Many of the first new stories about the California drought, that got broad distribution, focused on celebrity millionaires who were keeping their beautiful well-watered landscapes, while the rest of State residents were struggling to abide by the drought mandates.

This article titled, “‘Drought shaming’ targets wealthy celebrities over lush California lawns,” is an example:

The author is clearly trying to lead readers to feel that the public figures mentioned in the article are “above the law” and able to thwart the rules because of their wealth.

“California is suffering through its worst drought in 1,200 years, according to U.S. scientists, though you’d never know it by looking at Kim Kardashian’s lush, green estate.”

The piece encourages readers to believe there’s a very black and white villain in this crisis. And while defending multimillionaires may not be necessary, implementing drought reduction programs is a much more complex problem than the author above would have us believe.

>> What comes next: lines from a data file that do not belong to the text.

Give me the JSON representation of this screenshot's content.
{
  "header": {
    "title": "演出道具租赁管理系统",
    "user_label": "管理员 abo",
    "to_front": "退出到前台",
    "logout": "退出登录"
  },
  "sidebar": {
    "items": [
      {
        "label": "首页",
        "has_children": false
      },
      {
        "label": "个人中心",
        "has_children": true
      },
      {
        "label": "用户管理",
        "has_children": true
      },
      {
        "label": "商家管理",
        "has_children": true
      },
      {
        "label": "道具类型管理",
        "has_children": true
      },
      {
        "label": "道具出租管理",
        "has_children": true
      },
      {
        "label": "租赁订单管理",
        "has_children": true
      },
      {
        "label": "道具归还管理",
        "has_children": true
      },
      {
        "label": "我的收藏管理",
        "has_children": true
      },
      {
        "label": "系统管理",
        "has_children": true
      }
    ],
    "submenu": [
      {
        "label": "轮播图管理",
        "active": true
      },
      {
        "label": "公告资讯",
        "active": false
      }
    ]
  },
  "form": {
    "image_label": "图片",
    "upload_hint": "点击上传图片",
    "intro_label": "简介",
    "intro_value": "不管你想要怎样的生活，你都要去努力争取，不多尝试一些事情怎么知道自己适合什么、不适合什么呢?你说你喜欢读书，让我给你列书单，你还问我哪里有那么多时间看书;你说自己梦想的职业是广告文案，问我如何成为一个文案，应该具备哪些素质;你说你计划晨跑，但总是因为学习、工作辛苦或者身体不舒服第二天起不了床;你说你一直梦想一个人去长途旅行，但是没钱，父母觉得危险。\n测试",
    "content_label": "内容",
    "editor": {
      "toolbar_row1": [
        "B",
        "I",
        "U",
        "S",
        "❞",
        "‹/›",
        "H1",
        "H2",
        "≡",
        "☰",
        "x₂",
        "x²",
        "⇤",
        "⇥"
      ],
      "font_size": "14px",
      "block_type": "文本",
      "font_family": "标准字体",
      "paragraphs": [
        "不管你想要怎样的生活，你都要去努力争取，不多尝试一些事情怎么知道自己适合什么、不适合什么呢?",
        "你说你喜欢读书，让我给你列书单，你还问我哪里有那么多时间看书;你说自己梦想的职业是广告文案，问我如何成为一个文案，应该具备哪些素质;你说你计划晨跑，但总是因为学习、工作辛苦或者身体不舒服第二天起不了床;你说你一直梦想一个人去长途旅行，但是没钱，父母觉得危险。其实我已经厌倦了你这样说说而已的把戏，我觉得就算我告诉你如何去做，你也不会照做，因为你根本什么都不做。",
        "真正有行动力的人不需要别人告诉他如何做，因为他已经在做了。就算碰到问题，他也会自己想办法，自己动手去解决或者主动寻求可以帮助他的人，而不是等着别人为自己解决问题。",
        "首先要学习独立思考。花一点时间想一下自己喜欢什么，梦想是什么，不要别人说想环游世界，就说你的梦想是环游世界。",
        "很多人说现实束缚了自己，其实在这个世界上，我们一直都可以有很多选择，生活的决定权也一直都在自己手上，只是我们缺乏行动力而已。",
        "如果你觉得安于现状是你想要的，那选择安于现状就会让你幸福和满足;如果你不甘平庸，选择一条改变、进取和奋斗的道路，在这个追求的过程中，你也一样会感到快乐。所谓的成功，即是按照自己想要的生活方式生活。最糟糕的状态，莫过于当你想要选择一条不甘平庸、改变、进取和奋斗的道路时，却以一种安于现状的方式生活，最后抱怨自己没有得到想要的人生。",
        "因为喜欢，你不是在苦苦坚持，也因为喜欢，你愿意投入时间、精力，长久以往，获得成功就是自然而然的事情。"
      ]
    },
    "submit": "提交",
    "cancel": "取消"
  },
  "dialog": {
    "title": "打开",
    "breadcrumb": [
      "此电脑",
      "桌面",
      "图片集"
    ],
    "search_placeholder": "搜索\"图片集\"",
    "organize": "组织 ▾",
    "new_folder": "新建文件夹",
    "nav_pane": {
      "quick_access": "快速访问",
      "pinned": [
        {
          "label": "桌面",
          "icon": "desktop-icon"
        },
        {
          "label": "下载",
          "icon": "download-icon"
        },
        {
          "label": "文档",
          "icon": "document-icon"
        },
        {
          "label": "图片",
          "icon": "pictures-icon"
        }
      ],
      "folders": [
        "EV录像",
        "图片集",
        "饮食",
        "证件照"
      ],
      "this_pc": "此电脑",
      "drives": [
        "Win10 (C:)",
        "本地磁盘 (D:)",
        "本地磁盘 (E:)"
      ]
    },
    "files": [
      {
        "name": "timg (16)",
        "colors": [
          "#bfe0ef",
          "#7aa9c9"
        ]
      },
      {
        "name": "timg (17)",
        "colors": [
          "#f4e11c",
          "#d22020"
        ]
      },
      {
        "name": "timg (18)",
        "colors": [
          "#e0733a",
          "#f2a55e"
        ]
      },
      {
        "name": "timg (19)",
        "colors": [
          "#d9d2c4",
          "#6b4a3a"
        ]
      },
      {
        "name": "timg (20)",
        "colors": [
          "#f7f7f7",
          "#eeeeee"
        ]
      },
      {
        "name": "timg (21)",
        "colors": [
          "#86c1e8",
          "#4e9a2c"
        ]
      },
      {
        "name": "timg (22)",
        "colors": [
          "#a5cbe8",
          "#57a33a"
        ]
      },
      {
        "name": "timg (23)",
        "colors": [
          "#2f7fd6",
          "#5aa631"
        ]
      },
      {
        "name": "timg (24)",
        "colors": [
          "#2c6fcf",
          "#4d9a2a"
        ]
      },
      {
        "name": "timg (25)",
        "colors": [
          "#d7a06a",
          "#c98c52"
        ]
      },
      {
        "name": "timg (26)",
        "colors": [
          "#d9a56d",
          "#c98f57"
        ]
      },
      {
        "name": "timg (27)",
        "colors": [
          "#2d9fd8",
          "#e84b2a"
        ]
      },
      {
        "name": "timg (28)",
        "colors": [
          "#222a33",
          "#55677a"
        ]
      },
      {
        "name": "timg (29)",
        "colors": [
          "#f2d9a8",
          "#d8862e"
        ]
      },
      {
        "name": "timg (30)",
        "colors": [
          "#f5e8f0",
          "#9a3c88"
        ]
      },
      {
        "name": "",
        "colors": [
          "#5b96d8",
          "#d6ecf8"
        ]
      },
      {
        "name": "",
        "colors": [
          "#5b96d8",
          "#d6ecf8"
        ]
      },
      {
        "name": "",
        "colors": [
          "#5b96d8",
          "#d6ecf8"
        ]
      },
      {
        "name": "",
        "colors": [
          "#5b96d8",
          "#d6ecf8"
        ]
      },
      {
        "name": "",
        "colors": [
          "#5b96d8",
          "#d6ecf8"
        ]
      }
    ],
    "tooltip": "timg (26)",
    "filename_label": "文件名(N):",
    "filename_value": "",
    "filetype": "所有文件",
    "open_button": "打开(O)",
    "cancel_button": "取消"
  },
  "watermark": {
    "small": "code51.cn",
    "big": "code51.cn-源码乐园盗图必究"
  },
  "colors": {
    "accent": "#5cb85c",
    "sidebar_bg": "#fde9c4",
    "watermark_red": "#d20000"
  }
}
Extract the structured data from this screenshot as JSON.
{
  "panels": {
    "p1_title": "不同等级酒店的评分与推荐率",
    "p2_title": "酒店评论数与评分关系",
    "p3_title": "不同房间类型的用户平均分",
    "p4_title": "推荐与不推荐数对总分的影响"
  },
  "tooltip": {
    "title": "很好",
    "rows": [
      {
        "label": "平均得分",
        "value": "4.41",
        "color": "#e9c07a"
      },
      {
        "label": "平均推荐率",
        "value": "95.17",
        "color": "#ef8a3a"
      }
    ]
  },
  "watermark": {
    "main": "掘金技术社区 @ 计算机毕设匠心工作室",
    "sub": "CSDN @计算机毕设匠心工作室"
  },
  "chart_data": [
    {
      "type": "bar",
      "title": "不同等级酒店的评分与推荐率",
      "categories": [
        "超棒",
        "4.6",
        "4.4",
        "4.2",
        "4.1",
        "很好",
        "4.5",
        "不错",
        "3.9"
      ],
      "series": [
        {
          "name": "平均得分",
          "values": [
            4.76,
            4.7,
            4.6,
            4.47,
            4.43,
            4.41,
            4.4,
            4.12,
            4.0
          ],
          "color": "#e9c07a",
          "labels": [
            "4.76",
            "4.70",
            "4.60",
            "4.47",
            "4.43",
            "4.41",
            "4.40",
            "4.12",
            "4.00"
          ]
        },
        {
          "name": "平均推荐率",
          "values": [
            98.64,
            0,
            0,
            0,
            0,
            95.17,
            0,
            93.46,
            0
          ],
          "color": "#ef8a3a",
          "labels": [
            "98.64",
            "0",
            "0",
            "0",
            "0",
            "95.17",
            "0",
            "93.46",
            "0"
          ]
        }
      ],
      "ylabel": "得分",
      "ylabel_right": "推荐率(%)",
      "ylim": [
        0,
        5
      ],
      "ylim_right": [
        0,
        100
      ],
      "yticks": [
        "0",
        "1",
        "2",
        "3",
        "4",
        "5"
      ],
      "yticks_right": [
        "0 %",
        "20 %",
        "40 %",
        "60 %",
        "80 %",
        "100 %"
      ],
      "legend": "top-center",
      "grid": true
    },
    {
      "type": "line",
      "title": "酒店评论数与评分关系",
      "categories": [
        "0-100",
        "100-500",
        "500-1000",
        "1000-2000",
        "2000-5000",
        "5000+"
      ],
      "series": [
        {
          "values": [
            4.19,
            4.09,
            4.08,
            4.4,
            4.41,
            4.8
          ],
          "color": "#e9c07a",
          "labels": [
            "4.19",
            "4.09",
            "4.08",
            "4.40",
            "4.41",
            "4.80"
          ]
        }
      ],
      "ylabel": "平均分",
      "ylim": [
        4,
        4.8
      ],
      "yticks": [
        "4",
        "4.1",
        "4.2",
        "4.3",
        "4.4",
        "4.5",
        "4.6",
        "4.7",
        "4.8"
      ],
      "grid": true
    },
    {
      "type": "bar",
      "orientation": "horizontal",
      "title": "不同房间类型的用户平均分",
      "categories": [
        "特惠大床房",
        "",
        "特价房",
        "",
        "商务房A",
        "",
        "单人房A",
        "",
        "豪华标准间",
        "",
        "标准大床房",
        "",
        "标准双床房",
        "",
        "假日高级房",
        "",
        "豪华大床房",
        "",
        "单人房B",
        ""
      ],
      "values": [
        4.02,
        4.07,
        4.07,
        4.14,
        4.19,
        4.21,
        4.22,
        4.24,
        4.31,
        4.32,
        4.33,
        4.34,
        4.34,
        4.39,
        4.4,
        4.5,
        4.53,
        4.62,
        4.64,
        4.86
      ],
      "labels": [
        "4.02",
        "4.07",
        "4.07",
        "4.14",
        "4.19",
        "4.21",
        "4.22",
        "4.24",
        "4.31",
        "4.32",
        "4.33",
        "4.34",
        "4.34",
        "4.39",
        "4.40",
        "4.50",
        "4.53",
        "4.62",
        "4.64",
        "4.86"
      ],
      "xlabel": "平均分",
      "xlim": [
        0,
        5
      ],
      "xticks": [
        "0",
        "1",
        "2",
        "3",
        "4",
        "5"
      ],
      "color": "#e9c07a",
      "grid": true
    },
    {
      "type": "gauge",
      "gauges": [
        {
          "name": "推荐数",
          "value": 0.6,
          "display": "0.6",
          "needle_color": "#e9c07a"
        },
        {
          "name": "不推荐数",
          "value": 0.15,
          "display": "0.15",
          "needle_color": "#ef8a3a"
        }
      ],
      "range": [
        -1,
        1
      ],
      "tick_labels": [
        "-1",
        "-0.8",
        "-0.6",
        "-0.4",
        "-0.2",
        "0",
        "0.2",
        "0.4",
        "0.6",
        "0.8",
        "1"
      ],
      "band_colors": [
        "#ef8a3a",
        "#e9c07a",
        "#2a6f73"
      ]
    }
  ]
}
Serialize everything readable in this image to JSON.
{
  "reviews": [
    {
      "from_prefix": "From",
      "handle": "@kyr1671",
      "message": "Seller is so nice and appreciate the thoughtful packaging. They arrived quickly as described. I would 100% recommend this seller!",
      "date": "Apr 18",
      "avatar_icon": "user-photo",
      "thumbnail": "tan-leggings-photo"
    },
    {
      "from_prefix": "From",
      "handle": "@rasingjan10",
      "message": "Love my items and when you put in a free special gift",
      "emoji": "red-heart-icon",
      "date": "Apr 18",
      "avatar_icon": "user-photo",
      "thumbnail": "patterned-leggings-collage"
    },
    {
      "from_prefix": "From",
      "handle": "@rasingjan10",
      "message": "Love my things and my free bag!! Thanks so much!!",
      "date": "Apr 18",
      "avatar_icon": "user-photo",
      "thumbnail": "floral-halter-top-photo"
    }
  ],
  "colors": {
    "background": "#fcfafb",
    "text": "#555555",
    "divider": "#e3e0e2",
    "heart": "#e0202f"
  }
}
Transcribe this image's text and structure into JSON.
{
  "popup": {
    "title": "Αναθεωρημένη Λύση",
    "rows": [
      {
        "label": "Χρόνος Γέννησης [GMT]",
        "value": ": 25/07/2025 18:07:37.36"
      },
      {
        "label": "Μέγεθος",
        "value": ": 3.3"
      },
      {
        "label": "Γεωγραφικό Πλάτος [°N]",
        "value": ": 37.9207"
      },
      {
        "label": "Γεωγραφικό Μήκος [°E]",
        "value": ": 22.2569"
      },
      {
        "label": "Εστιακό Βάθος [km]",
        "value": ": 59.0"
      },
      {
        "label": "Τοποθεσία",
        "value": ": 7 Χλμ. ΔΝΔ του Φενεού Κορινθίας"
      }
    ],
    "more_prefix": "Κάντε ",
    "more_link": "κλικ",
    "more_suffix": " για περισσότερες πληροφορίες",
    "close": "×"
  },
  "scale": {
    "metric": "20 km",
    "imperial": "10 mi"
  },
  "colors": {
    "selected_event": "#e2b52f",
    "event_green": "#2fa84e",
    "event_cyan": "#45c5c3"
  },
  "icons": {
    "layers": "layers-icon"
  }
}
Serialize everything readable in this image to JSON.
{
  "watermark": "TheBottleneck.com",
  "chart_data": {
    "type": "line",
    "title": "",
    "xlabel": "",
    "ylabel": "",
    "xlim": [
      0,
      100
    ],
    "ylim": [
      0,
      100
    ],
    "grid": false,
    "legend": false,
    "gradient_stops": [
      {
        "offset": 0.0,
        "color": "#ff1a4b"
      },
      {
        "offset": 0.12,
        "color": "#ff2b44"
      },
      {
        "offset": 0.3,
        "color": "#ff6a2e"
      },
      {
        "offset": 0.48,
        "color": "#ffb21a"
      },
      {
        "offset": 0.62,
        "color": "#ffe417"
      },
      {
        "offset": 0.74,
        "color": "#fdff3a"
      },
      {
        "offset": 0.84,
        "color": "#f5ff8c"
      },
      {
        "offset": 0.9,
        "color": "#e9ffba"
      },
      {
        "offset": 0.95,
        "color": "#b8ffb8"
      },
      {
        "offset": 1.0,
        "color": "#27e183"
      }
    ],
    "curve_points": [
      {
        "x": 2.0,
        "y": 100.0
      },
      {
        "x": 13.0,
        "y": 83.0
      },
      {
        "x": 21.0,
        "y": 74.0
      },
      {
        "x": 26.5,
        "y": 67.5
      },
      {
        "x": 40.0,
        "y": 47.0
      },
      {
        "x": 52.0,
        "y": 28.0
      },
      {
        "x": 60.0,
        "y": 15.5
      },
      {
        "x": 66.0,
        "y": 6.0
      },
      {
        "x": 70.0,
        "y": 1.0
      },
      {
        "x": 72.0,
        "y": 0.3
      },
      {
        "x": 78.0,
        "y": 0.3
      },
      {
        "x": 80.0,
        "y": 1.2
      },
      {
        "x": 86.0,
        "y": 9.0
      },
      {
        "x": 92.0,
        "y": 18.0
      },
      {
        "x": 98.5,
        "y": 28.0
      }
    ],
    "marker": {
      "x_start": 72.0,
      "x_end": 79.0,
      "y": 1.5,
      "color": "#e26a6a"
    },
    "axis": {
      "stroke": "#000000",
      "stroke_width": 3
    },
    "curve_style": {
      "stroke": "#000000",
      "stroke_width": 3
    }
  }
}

The California drought is a multifaceted crisis that has stakeholders anxious, worried, perplexed and even angry. There are plenty of reasons why California is in the “state” that it’s in. Whether we want to acknowledge it or not, almost every group contributed in some way or another. Now, water utilities face very tough challenges under tight deadlines and with lots of public scrutiny and pressure.

When solving complex problems, it’s important to be aware of our natural, but knee-jerk responses that limit our ability to see multiple viewpoints and steer us away from thoughtful consideration. If we can collectively think more objectively and less emotionally, we may better manage the drought and discover practical solutions more quickly.


The Rules are New and Unprecedented

Governor Jerry Brown issued an Executive Order calling for 25% residential water reduction on April 1, 2015. Water utilities are scrambling to figure out how they are going to implement these changes. Whatever rate and policy modifications providers want to make must first be approved by one or more regulatory agencies. The public also gets a shot at hearing and commenting on any policy modifications.

The water reduction cuts have to be implemented immediately. How to do it effectively hasn’t been determined. Figuring out what works best for utilities and their customers will take time.

Issues of this type are sometimes called “wicked problems.” A wicked problem has social or cultural elements that make it difficult or impossible to solve for several reasons:

Deliberative dialogue has proven to be an effective means for resolving wicked problems. This article is intended be part of that dialogue.


This Behavior Looks Terrible…but Are We Considering All Sides?

Kanye West is a very successful entertainer and business person who was recently highlighted by the media’s drought-shaming efforts:

Many of us read this article and our gut reaction is disgust or resentment. But if we challenge ourselves to think instead of react, we can have a deeper and more productive discussion. Kanye’s situation, while it might not be yours or mine, illustrates some of the “wickedness” of implementing equitable drought reduction rules.

Incorporating multiple perspectives will earn us a more thorough understanding of the problems, and accelerate our ability to solve them.

For the sake of discussion, let’s assume the following:

The grass area in Kanye West’s California home is about 48,000 sq. ft., roughly the size of a football field without the end zones (100 x 53 yds. = 300 x 160 sq. ft = 48,000 sq. ft.). Without any proof, let’s say Kanye’s means of irrigation has been inefficient during the period January 1, 2013 to December 31, 2013.

NOTE: The Executive Order requires that water providers reduce consumption compared with their usage in 2013.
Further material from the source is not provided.